Monday, January 10, 2011
Bette Davis in The Little Foxes -- Evil Personified
In her prime, Bette Davis played many different types of strong women, some willing to commit acts of violence from desperation, some with less than moral scruples. However, she played true evil as Regina Giddens in Lillian Hellman's play The Little Foxes. First performed on Broadway by Tallulah Bankhead, Regina's character was given the Davis touch and delivered to movie audiences of 1941 a woman with no redeeming qualities at all. It is impossible to see any other actress in the role after seeing Davis. The Goldwyn Company was able to borrow Davis from Jack Warner because he owed a gambling debt of $300,000 to Goldwyn. When Davis found out about this, she demanded more money for her work, and got it. That was only the beginning of difficulties for Goldwyn in making the film. Davis and director William Wyler clashed on several points of the portrayal of Regina -- Wyler wanted Davis to play her as Bankhead did, a desperate, aging southern belle under the thumb of her evil brothers. Davis saw the part in a different way, and eventually got her way, even to the physical appearance of Regina, which Wyler hated. Wyler was wrong. Davis' interpretation was brilliant, and created one of the most memorable roles of her career. After The Little Foxes, Davis and Wyler never worked together again, so vitriolic was their relationship during filming.

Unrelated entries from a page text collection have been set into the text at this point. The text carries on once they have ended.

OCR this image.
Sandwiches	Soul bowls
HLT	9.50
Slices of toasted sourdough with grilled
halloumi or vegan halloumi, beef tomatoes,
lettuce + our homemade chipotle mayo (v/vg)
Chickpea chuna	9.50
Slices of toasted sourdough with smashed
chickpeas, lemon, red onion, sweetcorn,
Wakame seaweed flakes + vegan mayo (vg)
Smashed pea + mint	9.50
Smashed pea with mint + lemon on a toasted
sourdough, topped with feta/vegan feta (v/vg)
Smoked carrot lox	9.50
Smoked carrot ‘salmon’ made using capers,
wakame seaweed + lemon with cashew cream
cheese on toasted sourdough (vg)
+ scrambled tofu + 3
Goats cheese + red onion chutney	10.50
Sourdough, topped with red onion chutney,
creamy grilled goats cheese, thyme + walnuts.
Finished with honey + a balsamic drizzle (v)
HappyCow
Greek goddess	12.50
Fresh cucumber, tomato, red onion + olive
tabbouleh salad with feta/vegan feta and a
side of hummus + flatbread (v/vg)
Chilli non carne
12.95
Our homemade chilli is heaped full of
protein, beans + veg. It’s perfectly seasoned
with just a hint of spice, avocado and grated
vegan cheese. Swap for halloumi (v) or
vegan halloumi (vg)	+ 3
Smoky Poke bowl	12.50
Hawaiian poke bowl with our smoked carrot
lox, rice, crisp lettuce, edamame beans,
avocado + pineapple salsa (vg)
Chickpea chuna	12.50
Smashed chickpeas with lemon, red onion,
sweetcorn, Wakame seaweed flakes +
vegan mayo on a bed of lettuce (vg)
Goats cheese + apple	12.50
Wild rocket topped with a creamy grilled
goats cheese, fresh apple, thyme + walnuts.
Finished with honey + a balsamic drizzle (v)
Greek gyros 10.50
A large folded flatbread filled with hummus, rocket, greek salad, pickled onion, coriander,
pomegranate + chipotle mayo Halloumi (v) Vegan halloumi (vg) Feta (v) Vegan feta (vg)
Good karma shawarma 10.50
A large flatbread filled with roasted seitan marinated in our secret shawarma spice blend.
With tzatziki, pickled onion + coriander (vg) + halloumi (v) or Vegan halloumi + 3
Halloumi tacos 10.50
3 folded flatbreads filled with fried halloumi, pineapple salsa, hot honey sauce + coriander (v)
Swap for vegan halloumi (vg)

In my opinion, one of the strongest performances comes from Patricia Collinge as Birdie, Oscar's pitiable wife. Collinge brings the bullied Birdie to distressing life, a sweet woman whose life with the cold, calculating husband has been pure hell. She is loved by everyone except her husband and son Leo, but she is too damaged to overcome the tragedy of her life. Collinge was mainly a well known stage actress, but did a few movies, including Shadow of a Doubt and The Nun's Story.
There are movie-goers who confuse a role with the real person of the actor, such as was Gene Tierney's experience after she played the wicked Ellen in Leave Her to Heaven. Tierney was accosted by some people who told her she should be ashamed of herself. This type of reaction is quite a compliment to an actor's performance. I do not know if this ever happened to Bette Davis after The Little Foxes, but she is so realistic and chilling, it would not be a surprise if it had. Davis, one of the strongest and most determined actresses in Hollywood history, plays a part that highlights her incredible talent as Regina in The Little Foxes. She is so good that she is easy to hate, but Bette, we still love you!